In a very competitive environment, we advertised our "bleach" at 7% chlorine. We actually manufactured it at 10%. The 10% formulation ensured it could be shipped to a distribution point, then to the end users and allow it to actually deliver the advertised strength by the time it was typically consumed. Under "normal" or "correct" storage conditions that would typically be about 90 days from manufacture before it fell below spec...and that was with a pH stabilizer that helped to prolong shelf life.
As correctly mentioned previously, storage conditions have a huge effect on shelf life. Exposure to direct sunlight will knock the chorine out of solution VERY quickly (hours). Opaque containers help greatly. Hot storage conditions and containers not tightly sealed follow in descending loss severity.

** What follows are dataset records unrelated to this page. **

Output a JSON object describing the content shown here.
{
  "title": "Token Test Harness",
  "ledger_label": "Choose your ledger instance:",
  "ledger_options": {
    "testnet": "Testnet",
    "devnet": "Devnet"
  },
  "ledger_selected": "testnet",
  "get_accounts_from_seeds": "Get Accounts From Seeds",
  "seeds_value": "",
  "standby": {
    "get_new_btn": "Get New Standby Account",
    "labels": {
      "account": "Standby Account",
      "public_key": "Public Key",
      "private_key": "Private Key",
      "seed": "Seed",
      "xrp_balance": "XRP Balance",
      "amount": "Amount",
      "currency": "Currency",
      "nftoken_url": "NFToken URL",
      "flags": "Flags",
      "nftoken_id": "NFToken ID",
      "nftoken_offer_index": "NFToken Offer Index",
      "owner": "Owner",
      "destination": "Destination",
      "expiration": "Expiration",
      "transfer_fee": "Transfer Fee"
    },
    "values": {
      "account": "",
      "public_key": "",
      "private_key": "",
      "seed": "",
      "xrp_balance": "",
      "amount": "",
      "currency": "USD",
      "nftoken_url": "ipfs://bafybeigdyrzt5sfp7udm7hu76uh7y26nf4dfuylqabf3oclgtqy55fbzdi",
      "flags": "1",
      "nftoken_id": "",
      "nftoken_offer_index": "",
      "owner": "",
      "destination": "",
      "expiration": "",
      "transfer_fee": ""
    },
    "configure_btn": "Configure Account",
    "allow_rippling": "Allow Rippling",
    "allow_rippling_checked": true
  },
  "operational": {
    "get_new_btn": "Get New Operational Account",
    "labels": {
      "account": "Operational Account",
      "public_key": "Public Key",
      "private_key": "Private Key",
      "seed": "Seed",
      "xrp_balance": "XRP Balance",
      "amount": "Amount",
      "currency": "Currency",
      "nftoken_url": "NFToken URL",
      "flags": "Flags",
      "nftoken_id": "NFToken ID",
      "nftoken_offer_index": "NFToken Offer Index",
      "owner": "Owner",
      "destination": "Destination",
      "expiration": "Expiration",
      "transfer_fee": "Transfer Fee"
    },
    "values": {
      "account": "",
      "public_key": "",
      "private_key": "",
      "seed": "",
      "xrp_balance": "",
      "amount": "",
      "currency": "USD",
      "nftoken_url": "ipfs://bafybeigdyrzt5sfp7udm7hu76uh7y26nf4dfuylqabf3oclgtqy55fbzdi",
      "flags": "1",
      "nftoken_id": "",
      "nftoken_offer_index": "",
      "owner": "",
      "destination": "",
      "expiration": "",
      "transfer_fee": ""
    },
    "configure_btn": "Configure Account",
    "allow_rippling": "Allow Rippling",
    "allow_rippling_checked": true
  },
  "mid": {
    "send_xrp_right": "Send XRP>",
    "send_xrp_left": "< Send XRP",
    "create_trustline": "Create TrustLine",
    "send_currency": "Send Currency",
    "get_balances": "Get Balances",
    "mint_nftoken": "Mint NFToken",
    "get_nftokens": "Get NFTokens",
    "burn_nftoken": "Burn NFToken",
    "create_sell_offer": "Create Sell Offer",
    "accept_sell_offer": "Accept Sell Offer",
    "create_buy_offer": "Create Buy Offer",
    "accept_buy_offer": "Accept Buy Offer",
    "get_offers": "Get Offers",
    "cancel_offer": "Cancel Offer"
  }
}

Most of the brand name chlorine bleach sold for decades in consumer outlets (grocery stores, big box retailers, etc.) was around 5% if really fresh, and the "off brands" may only be around 4%. You can see, with the weaker starting concentrations, the half-life deterioration is going to mitigate its performance pretty quickly. Lately I see some consumer "extra strength" bleach offerings, but if you do the math (ppm to ppm working concentration), they aren't a better value (they're higher profit, surprise, surprise).
Moral of story...use it or lose it. 30 - 60 days gives you the best performance bang for your buck on consumer grade stuff.
(Edit: By the time I typed and posted this, I see Ripcord in post #5 said basically the same thing, albeit notably better to the point!)